Alternating focus on strength gain and fat loss. Try for a 4 week cycles alternating between fat loss and strength maintenance, and strength gain.
1st 4 week block: Starting Strength linear progression with maintenance diet, no metcons., no distance runs, occasional finishers.
2nd 4 week block: Keep lifting 3xweekly, use 3x3 rather than 3x5, keep the intensity the same but hold the weights, or increase weekly rather than every workout. Keep protein high, carbs low, and calories low to create a large deficit (e.g., the diet you posted above but cutting out some of the fat). Break this 4 week cycle with a high carb refeed. Use Rapid Fat Loss to structure this phase.
4 weeks all out war on strength, 4 weeks all out war on fat loss.
Rinse, wash and repeat.
The common theme between all three options: Focus on one thing at a time, using a dead simple approach. Attack things like all out war with one overriding goal that subordinates all other.
Do what Arien said. Though I'd vote for option 1 for you.
Doing too much is going to screw up your goals worse than doing not enough but doing it wrong.
At your bodyfat percentage you can probably diet for quite a while without screwing up your hormones, but taking a break to help mentally reset would be a good idea.
Invest in the Rapid Fat Loss e-book (why wait for shipping?), set your cals/protein and get going. You'll get fastest results that way and can start working on any other goals that may be easier to attain once you've lost the extra weight.
I'd go with option 2. But option 1 is acceptable.
I have never heard of the Rapid Fat Loss book. I am going to purchase the e-book today.
Thanks so much for all the guidance. I am going to do option 1. You are right; trying to do to much at once. However when I look back the healthiest thing for me to do is get the fat off. I can worry about getting bigger and stronger after.
Thanks again so much everyone.
Sorry for posting again. I was wondering something though.

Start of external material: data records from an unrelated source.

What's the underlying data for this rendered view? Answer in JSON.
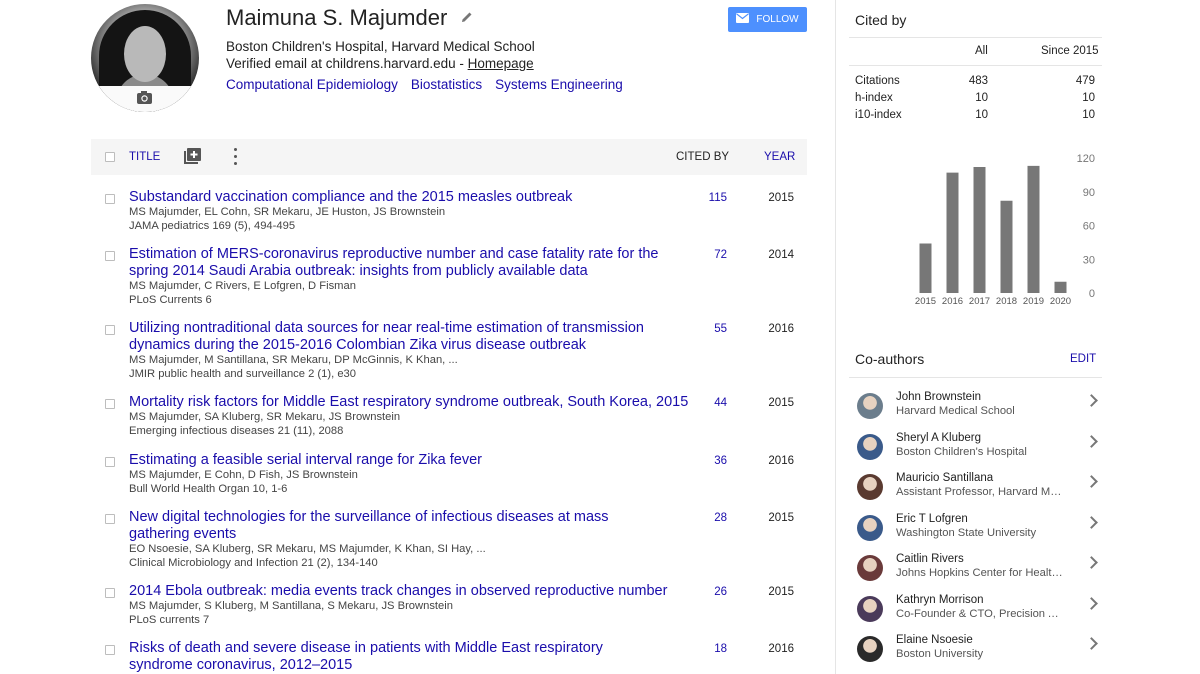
{
  "profile": {
    "name": "Maimuna S. Majumder",
    "affiliation": "Boston Children's Hospital, Harvard Medical School",
    "email_text": "Verified email at childrens.harvard.edu - ",
    "homepage_label": "Homepage",
    "interests": [
      "Computational Epidemiology",
      "Biostatistics",
      "Systems Engineering"
    ],
    "follow_label": "FOLLOW"
  },
  "table": {
    "title_label": "TITLE",
    "cited_by_label": "CITED BY",
    "year_label": "YEAR"
  },
  "articles": [
    {
      "title": "Substandard vaccination compliance and the 2015 measles outbreak",
      "authors": "MS Majumder, EL Cohn, SR Mekaru, JE Huston, JS Brownstein",
      "venue": "JAMA pediatrics 169 (5), 494-495",
      "cited": "115",
      "year": "2015"
    },
    {
      "title": "Estimation of MERS-coronavirus reproductive number and case fatality rate for the spring 2014 Saudi Arabia outbreak: insights from publicly available data",
      "authors": "MS Majumder, C Rivers, E Lofgren, D Fisman",
      "venue": "PLoS Currents 6",
      "cited": "72",
      "year": "2014"
    },
    {
      "title": "Utilizing nontraditional data sources for near real-time estimation of transmission dynamics during the 2015-2016 Colombian Zika virus disease outbreak",
      "authors": "MS Majumder, M Santillana, SR Mekaru, DP McGinnis, K Khan, ...",
      "venue": "JMIR public health and surveillance 2 (1), e30",
      "cited": "55",
      "year": "2016"
    },
    {
      "title": "Mortality risk factors for Middle East respiratory syndrome outbreak, South Korea, 2015",
      "authors": "MS Majumder, SA Kluberg, SR Mekaru, JS Brownstein",
      "venue": "Emerging infectious diseases 21 (11), 2088",
      "cited": "44",
      "year": "2015"
    },
    {
      "title": "Estimating a feasible serial interval range for Zika fever",
      "authors": "MS Majumder, E Cohn, D Fish, JS Brownstein",
      "venue": "Bull World Health Organ 10, 1-6",
      "cited": "36",
      "year": "2016"
    },
    {
      "title": "New digital technologies for the surveillance of infectious diseases at mass gathering events",
      "authors": "EO Nsoesie, SA Kluberg, SR Mekaru, MS Majumder, K Khan, SI Hay, ...",
      "venue": "Clinical Microbiology and Infection 21 (2), 134-140",
      "cited": "28",
      "year": "2015"
    },
    {
      "title": "2014 Ebola outbreak: media events track changes in observed reproductive number",
      "authors": "MS Majumder, S Kluberg, M Santillana, S Mekaru, JS Brownstein",
      "venue": "PLoS currents 7",
      "cited": "26",
      "year": "2015"
    },
    {
      "title": "Risks of death and severe disease in patients with Middle East respiratory syndrome coronavirus, 2012–2015",
      "authors": "",
      "venue": "",
      "cited": "18",
      "year": "2016"
    }
  ],
  "cited_by": {
    "heading": "Cited by",
    "col_all": "All",
    "col_since": "Since 2015",
    "rows": [
      {
        "label": "Citations",
        "all": "483",
        "since": "479"
      },
      {
        "label": "h-index",
        "all": "10",
        "since": "10"
      },
      {
        "label": "i10-index",
        "all": "10",
        "since": "10"
      }
    ]
  },
  "chart_data": {
    "type": "bar",
    "categories": [
      "2015",
      "2016",
      "2017",
      "2018",
      "2019",
      "2020"
    ],
    "values": [
      44,
      107,
      112,
      82,
      113,
      10
    ],
    "ylim": [
      0,
      120
    ],
    "yticks": [
      "120",
      "90",
      "60",
      "30",
      "0"
    ],
    "bar_color": "#777777",
    "grid": false
  },
  "coauthors": {
    "heading": "Co-authors",
    "edit_label": "EDIT",
    "items": [
      {
        "name": "John Brownstein",
        "affiliation": "Harvard Medical School"
      },
      {
        "name": "Sheryl A Kluberg",
        "affiliation": "Boston Children's Hospital"
      },
      {
        "name": "Mauricio Santillana",
        "affiliation": "Assistant Professor, Harvard Me…"
      },
      {
        "name": "Eric T Lofgren",
        "affiliation": "Washington State University"
      },
      {
        "name": "Caitlin Rivers",
        "affiliation": "Johns Hopkins Center for Health…"
      },
      {
        "name": "Kathryn Morrison",
        "affiliation": "Co-Founder & CTO, Precision A…"
      },
      {
        "name": "Elaine Nsoesie",
        "affiliation": "Boston University"
      }
    ]
  },
  "icons": {
    "edit": "pencil-icon",
    "follow": "mail-icon",
    "camera": "camera-icon",
    "add_to_library": "playlist-add-icon",
    "more": "more-vert-icon",
    "chevron": "chevron-right-icon"
  }
}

I am hoping to maintain energy, LBM and strength while dropping the fat. With the Rapid Fat Loss program is there a maintenanve of these (although I am assuming strength does drop) or does that go by the wayside?

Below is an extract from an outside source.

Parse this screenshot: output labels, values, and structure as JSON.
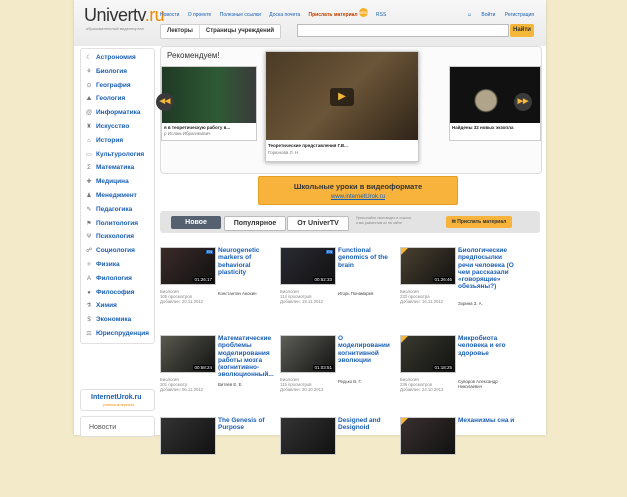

There's no secret to losing weight, all you have to do is create a small daily energy deficit of ~300-500/day* and you don't need to buy any e-books to figure out how to do that as you can find plenty of free stuff online.
For example you could go here to calculate your estimated daily calorie requirements then deduct 300-500kcals from that figure as you're trying to lose weight and adjust the macros to 60%, 20%, 20% carbs, fats and protein respectively. Then go here to work out a simple meal plan. Alternatively you could do it all here instead, either way they're all free and as good as or better than a lot of the commmercially available software.
*As long as that is not >15% of daily energy requirements.
Thanks very much Darryl. I checked my calorie requirements on runningdeersoftware and it gave me 3369. Therefore I would minus 300-500 calories from that to give me what I need to lose my 1 pound a week goal.
Just wondering if you are saying to do 60% carbs, 20% protein, and 20% fat? What would the reasoning behind so many carbs daily be?